Interview article by Joseph Chang
NEW YORK (ICIS)–Switzerland-based specialty chemicals company Clariant is developing “optimised, improved versions” of catalysts to produce olefins, methanol and ammonia, the head of its catalysts research and development department said.
“There are several programs on the way to develop new solutions based on feedstock availability,” said Marvin Estenfelder, head of R&D at Clariant’s catalysts business unit.
These feedstocks range from natural gas liquids (NGLs) to coal to biomass, he added.
Among the programs Clariant has commercialised is a next generation catalyst for methanol-to-propylene (MTP). Its current zeolite-based catalyst has been around for more than 10 years.
In 2011, Clariant announced selectivity improvements of up to 2% in its Catofin line of catalysts which are used in the PDH process, as well as to produce isobutylenes.
In February 2017, Clariant announced it had been awarded a contract by China-based Dongguan Grand Resource Science & Technology to develop a new PDH unit in Dongguan City, China in cooperation with US-based engineering firm CB&I which has worldwide licensing rights for the Catofin technology.
The plant will be based on Catofin catalytic dehydrogenation technology, which uses Clariant’s Catofin catalyst, and its Heat Generating Material (HGM) which boosts olefin selectivity and yield by several percent, reduces energy consumption and reduces emissions, according to Clariant.
Propylene capacity of the PDH unit will be 600,000 tonnes/year, according to CB&I.
Clariant also offers catalysts for coal-to-olefins (CTO) production, a process used in China to convert its stranded coal assets into higher value chemicals and plastics. However, the pace of China CTO projects have slowed markedly on a greater focus on the environment and emissions in particular.
“The basic technology is there and proven. It’s a matter of constant optimisation. Over time, the plants will become more efficient and less polluting,” said Estenfelder.
“Catalysts can help address the root cause, providing more effective processes to avoid offgases and the burning of raw material. After the plant is live, they can also reduce the environmental impact by treating the offgases,” he added.
Clariant’s catalyst business is highly R&D driven, with the segment’s R&D spending/sales percentage more than double the 3.5% for the company overall, he said.
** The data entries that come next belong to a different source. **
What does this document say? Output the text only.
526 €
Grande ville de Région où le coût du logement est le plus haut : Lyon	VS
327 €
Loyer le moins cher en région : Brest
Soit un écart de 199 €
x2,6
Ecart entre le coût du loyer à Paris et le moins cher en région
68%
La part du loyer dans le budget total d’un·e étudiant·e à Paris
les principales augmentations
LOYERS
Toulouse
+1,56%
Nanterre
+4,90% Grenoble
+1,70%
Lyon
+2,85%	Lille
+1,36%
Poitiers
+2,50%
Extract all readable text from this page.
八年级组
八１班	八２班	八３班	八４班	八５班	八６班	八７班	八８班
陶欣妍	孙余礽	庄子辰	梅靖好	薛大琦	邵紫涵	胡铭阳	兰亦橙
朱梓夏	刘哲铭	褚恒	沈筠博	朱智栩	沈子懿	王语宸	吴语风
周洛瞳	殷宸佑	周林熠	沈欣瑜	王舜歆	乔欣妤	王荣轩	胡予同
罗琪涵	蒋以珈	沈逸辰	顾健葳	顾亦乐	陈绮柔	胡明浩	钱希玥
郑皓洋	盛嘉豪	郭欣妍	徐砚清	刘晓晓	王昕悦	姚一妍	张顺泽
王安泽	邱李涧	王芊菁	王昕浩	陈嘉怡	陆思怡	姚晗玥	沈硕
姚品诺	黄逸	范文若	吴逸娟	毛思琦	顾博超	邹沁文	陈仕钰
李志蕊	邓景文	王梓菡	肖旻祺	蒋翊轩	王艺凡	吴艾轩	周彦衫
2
In 2016, Clariant’s Catalysis business area generated sales of Swiss francs (Swfr) 673m out of total sales of Swfr 5.85bn.
“A good part of the innovation process is to develop new generations of optimised catalysts,” he added.
Another potential area of growth for the catalysts business is tapping into adjacent markets with its hydrogenation and oxidation catalysts for the production of intermediates and specialty chemicals, noted Estenfelder.
Plus, he sees demand for its custom catalysts business where Clariant helps customers develop catalysts, with customers then using Clariant’s production capabilities.